Tal acontecimento foi a primeira contrariedade séria da sua viagem. Com os vagos conhecimentos, que adquirira, a respeito da existencia do Préste, não se animava a regressar a Portugal. Parecia-lhe, que não saciaria com tão pouco os vehementes desejos de D. João II, n'aquelle ponto.
– De muito pósso eu já dar conta a el-rei; mas não de tudo quanto me incumbira… – pensava Pero da Covilhan.
Chegou a hesitar um momento na resolução, que deveria tomar, e mais conviria ao serviço de seu real amo.
N'esta conjunctura apparecem-lhe inesperadamente dois judeus portuguezes, que o buscavam e que para saberem d'elle na bella cidade de Amron, na opulenta rainha mussulmana do Oriente, no labyrinto immenso d'essa Babel, em tão embaraçosas situações se viram, que tiveram por vezes perdida a esperança de encontra-lo.

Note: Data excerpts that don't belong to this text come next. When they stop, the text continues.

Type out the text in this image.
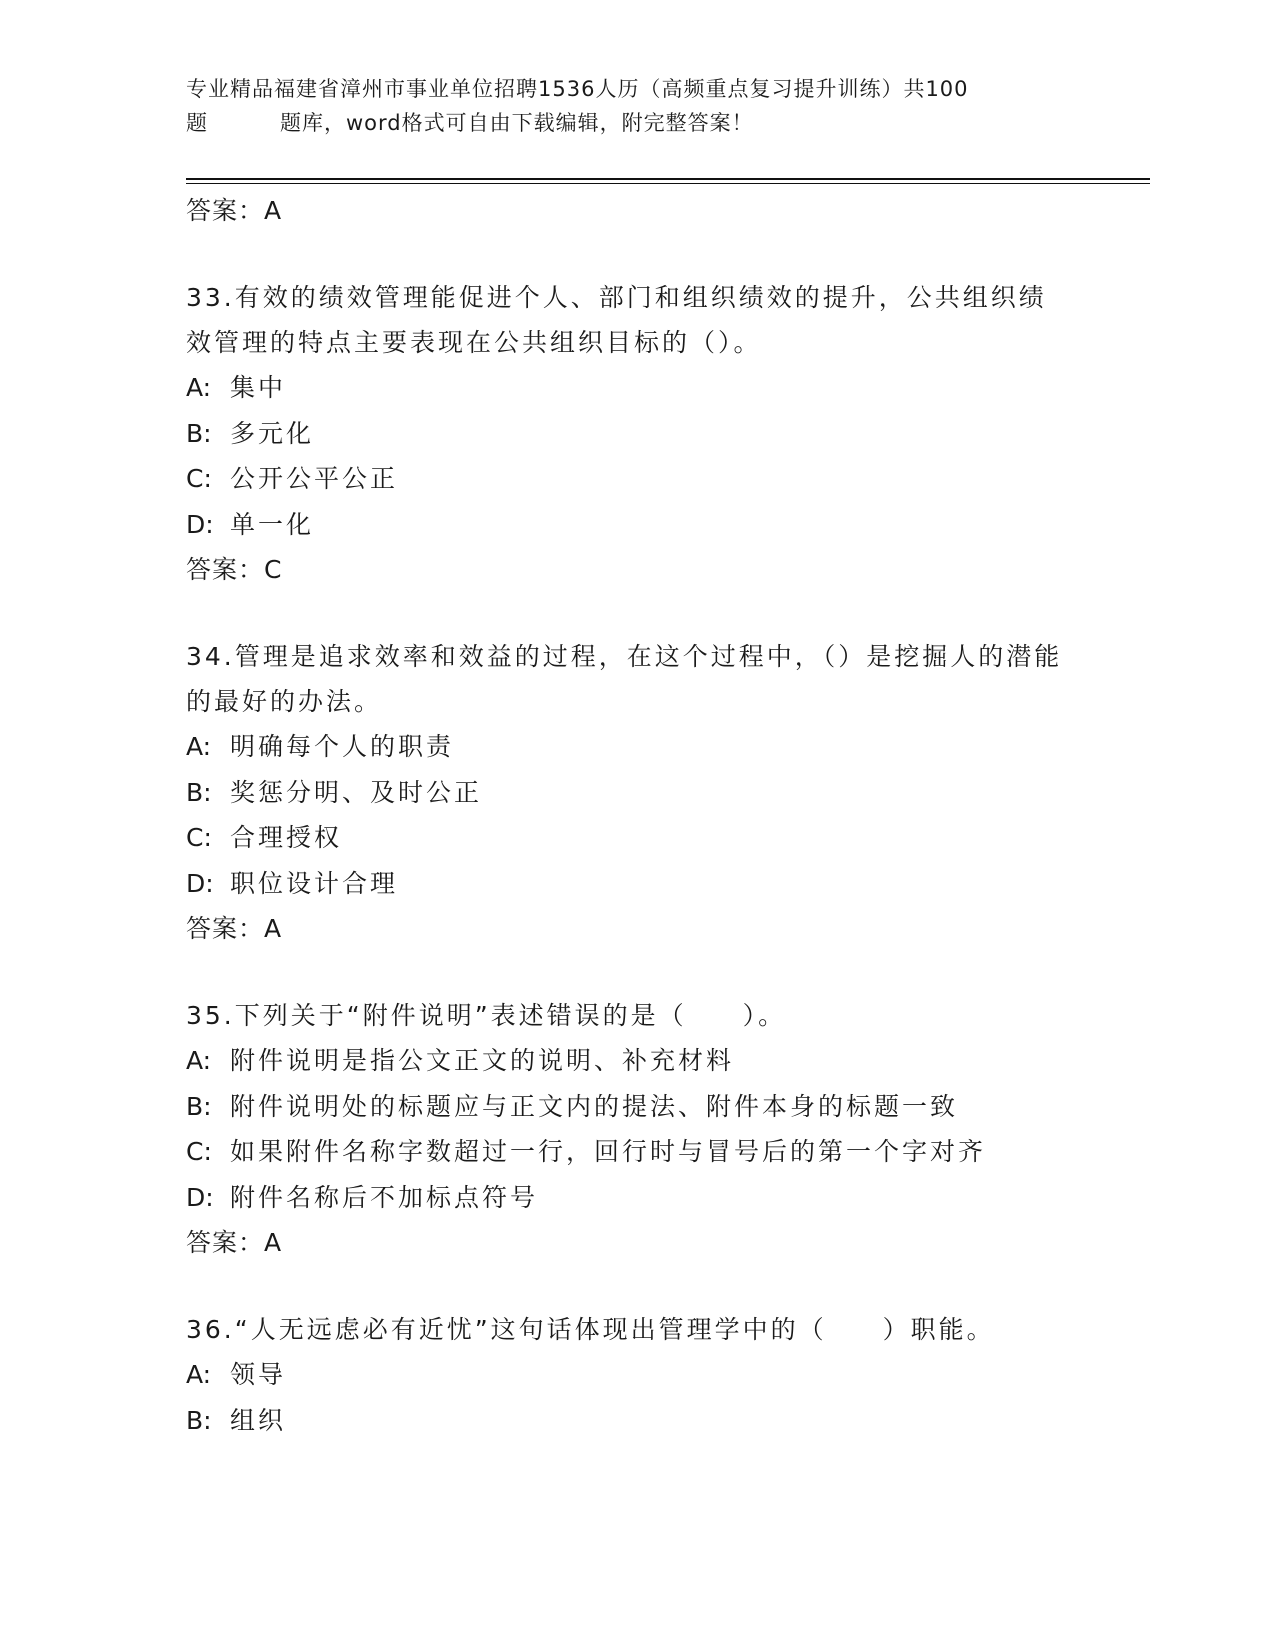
专业精品福建省漳州市事业单位招聘1536人历（高频重点复习提升训练）共100
题	题库，word格式可自由下载编辑，附完整答案！

答案：A

33.有效的绩效管理能促进个人、部门和组织绩效的提升，公共组织绩效管理的特点主要表现在公共组织目标的（）。

A: 集中

B: 多元化

C: 公开公平公正

D: 单一化

答案：C

34.管理是追求效率和效益的过程，在这个过程中，（）是挖掘人的潜能的最好的办法。

A: 明确每个人的职责

B: 奖惩分明、及时公正

C: 合理授权

D: 职位设计合理

答案：A

35.下列关于“附件说明”表述错误的是（　　）。

A: 附件说明是指公文正文的说明、补充材料

B: 附件说明处的标题应与正文内的提法、附件本身的标题一致

C: 如果附件名称字数超过一行，回行时与冒号后的第一个字对齐

D: 附件名称后不加标点符号

答案：A

36.“人无远虑必有近忧”这句话体现出管理学中的（　　）职能。

A: 领导

B: 组织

Em boa hora vieram. Um d'elles era o rabbi Abraham, natural de Beja; o outro, Joseph, de Lamego; ambos mensageiros de D. João II.
– Á procura de vós andavamos! – exclamou o rabbi, ao dar casualmente com Pero da Covilhan.
Este ao ouvir, pela primeira vez, fallar a sua lingua no Cairo, experimentou um prazer novo, uma sensação gratissima, e respondeu:
– Aqui me tendes, e muito me praz vêr-me tão longe da patria com portuguezes. O que me quereis, e a que vindes?..
Abraham, entregando a Pero da Covilhan as cartas, que para elle trazia, de D. João II, disse-lhe:
– Eu e o meu companheiro Joseph, mensageiros de el-rei somos, como por essas cartas vereis. Lêde-as, pois, e ellas nos acreditarão.
– E como podéstes reconhecer-me, no meio d'esta Babylonia?.. – perguntou Pero da Covilhan.
– Guiou-me principalmente a cicatriz, que tendes nas costas da mão esquerda… – respondeu Abraham, apontando para ella.
– Nem este vestigio das minhas travessuras de creança escapou a el-rei meu senhor!.. – replicou Pero da Covilhan, sorrindo.
– Além d'isso descreveu-me el-rei com tanta precisão a vossa physionomia, que não era facil enganar-me, apesar de terdes a barba algo crescida.
Nas cartas, que Pero da Covilhan recebeu, ordenava-lhe D. João II, que fosse mostrar a cidade de Ormuz ao rabbi, e que, se não estivesse ainda bem instruido de tudo a que fôra, mandasse pelo judeu Joseph novas do que sabia, não devendo voltar ao reino sem ter visto o Préste João.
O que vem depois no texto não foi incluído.